Cornélius Castoriadis, grand penseur révolutionnaire du XXème siècle, désigne « le désengagement civique » des citoyens, caractérisé par une profonde indifférence vis-à-vis de la chose publique, comme l’un des plus grands maux de la société post-guerre froide. Il nomme « vide de la pensée » la progressive uniformisation de la pensée politique combinée à un sentiment de rejet de la classe dirigeante.
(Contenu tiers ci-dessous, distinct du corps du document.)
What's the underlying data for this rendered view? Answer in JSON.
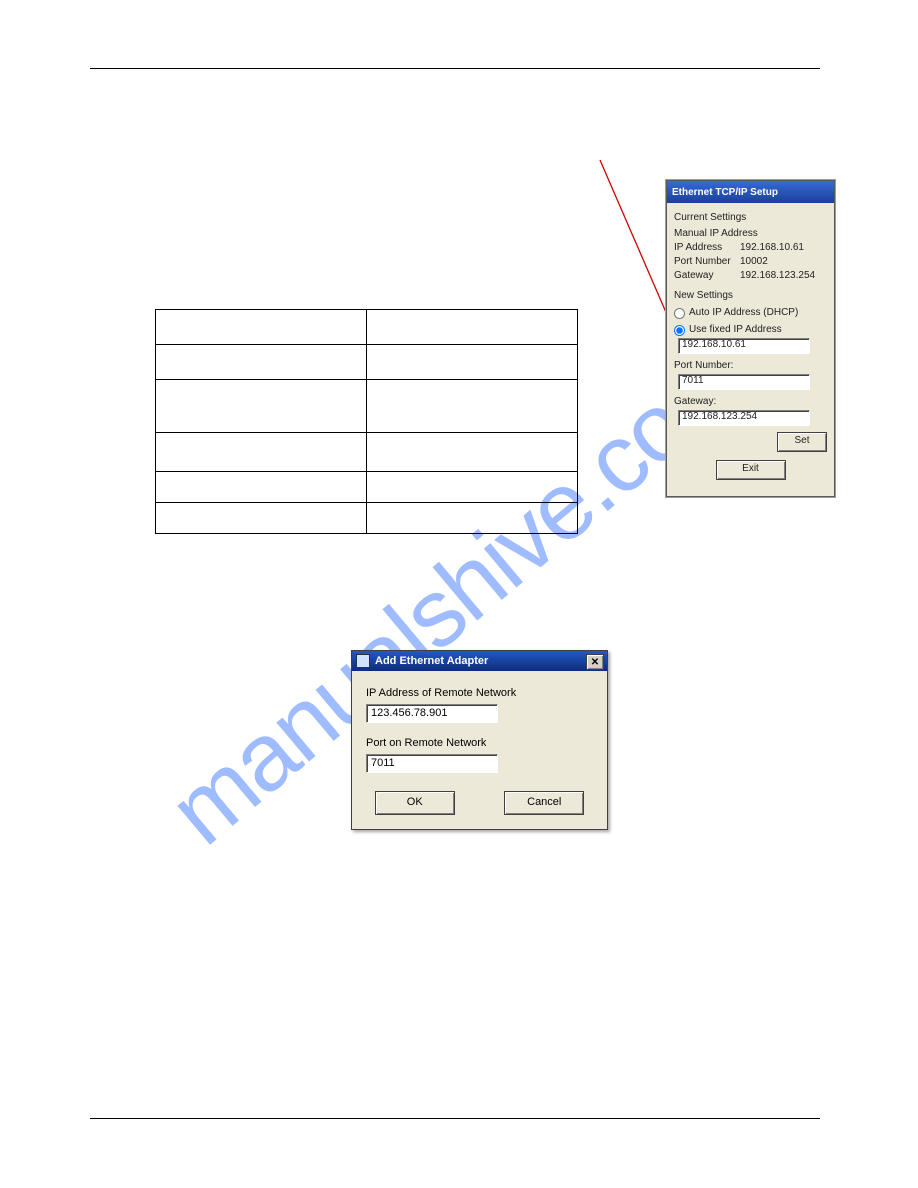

Comment analyser ce phénomène ?

Premier facteur, porteur d’indifférence, l’affaiblissement, si ce n’est la disparition, des identifications partisanes politiques. A savoir, la dilution de l’imaginaire politique dans des lieux communs, le dépérissement des identités politiques avec ce qu’elles avaient de mobilisateur. Ceci tient d’abord de variables structurelles : la disparition du sentiment de classe avec l’affaissement progressif du secteur secondaire, inexorablement portée par les mutations de nos économies, qui a entraîné la délocalisation des entreprises et l’annihilation de ces instances d’unité et de cohésion pour les travailleurs. En outre, le tissu économique européen s’est fragmenté à l’extrême, favorisant une logique de sous-traitance et d’atomisation du travail individuel (paiement au chiffre, techniques managériales faisant l’apologie de la réussite individuelle, décloisonnement des professions etc…). Sans cesse plus isolé – et ce d’autant plus avec la pression supplémentaire qu’un chômage élevé suppose -, le travailleur ne se retrouve plus dans des organes d’action collective (partis, syndicats, etc…)
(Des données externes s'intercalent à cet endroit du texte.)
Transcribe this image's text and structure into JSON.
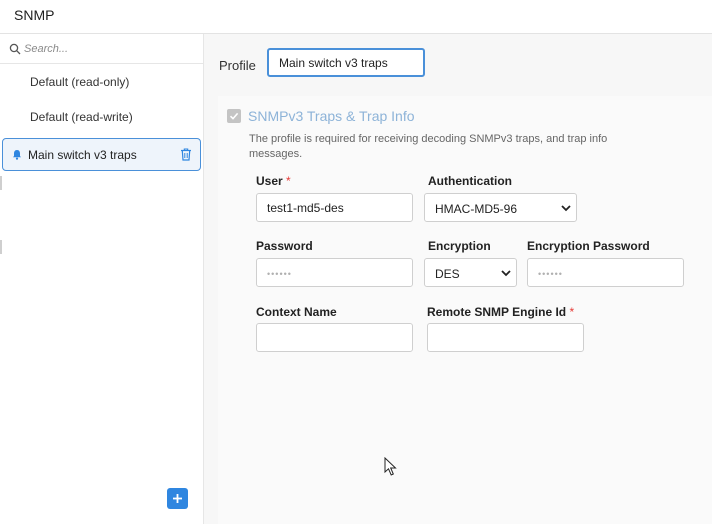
{
  "app": {
    "title": "SNMP"
  },
  "sidebar": {
    "search_placeholder": "Search...",
    "items": [
      {
        "label": "Default (read-only)"
      },
      {
        "label": "Default (read-write)"
      },
      {
        "label": "Main switch v3 traps",
        "selected": true
      }
    ],
    "icons": {
      "search": "search-icon",
      "selected_item": "bell-icon",
      "delete": "trash-icon",
      "add": "plus-icon"
    }
  },
  "main": {
    "profile_label": "Profile",
    "profile_value": "Main switch v3 traps",
    "section": {
      "checked": true,
      "title": "SNMPv3 Traps & Trap Info",
      "description": "The profile is required for receiving decoding SNMPv3 traps, and trap info messages."
    },
    "fields": {
      "user": {
        "label": "User",
        "required_mark": "*",
        "value": "test1-md5-des"
      },
      "authentication": {
        "label": "Authentication",
        "value": "HMAC-MD5-96"
      },
      "password": {
        "label": "Password",
        "placeholder": "••••••"
      },
      "encryption": {
        "label": "Encryption",
        "value": "DES"
      },
      "encryption_password": {
        "label": "Encryption Password",
        "placeholder": "••••••"
      },
      "context_name": {
        "label": "Context Name",
        "value": ""
      },
      "remote_engine_id": {
        "label": "Remote SNMP Engine Id",
        "required_mark": "*",
        "value": ""
      }
    }
  },
  "colors": {
    "accent": "#2f86e0",
    "selected_border": "#4a90d9",
    "required": "#e53935",
    "section_title": "#8db3d8"
  }
}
Le deuxième facteur, vecteur d’une uniformisation de la pensée, tient dans les lieux et les modes de diffusion de la connaissance, dont l’information fait partie. Les médias de masse en sont l’exemple paradigmatique : ils fonctionnent comme des entreprises, réalisent la prouesse de transformer l’actualité en divertissement, et la dénuent le plus possible de réflexion. De même pour internet, puissance fabuleuse d’information, finalement peu accessible car filtrer le qualitatif demeure réservé aux initiés, pour ne pas dire, à ceux qui ont reçu les codes sociaux adéquats.
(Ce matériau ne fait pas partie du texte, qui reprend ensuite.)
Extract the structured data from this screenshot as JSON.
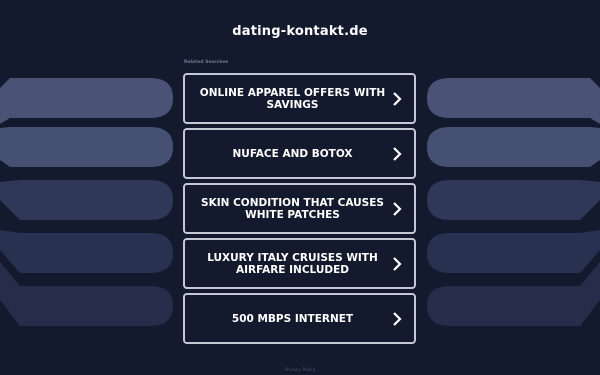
{
  "domain": "dating-kontakt.de",
  "related_label": "Related Searches",
  "links": [
    {
      "label": "ONLINE APPAREL OFFERS WITH SAVINGS"
    },
    {
      "label": "NUFACE AND BOTOX"
    },
    {
      "label": "SKIN CONDITION THAT CAUSES WHITE PATCHES"
    },
    {
      "label": "LUXURY ITALY CRUISES WITH AIRFARE INCLUDED"
    },
    {
      "label": "500 MBPS INTERNET"
    }
  ],
  "footer_text": "Privacy Policy",
  "colors": {
    "background": "#141a2e",
    "link_border": "#c3c8d4",
    "text": "#ffffff"
  }
}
Enfin, en parallèle à cette déperdition de la pensée politique, « par le bas », il faut identifier un phénomène « par le haut », d’établissement d’institutions « inhibitrices », creusant le lit d’une pensée politique unique paralysant la démarche intellectuelle du « penser autrement ». On peut ici parler de « superstructures libérales », à savoir toutes les organisations politiques à l’origine de création d’un droit contraignant les membres, ou détentrices d’un pouvoir suffisant pour infléchir les prises de décision : OMC, FMI, Banque Mondiale, institutions issues des traités européens, traités de libre échange etc… Depuis la chute de l’URSS en 1990, (même si leur dans le monde « libre » leur influence était déjà considérable), aucune pensée politique crédible ne peux contester l’ordre libéral – économique et politique – qu’elles instaurent.

La liste dressée ci-dessus n’est pas exhaustive et on pourrait l’élargir sans ambages. Mais revenons à Castoriadis, lequel prophétisait que le désengagement citoyen issu du vide de la pensée et de la disparition des mobilisations collectives déboucherait sur une société apolitique, où l’on pense que « tout se vaut », et au sein de laquelle le premier réflexe du citoyen est d’être sceptique, si ce n’est nihiliste. N’est-ce pas exactement ce que la montée du FN incarne ? Je terminerai avec la réflexion suivante : si le monde a besoin d’esprits libres, il a surtout besoin d’esprits contestataires, et plus encore, d’esprits créateurs capables de s’extraire des lieux communs de la pensée dominante.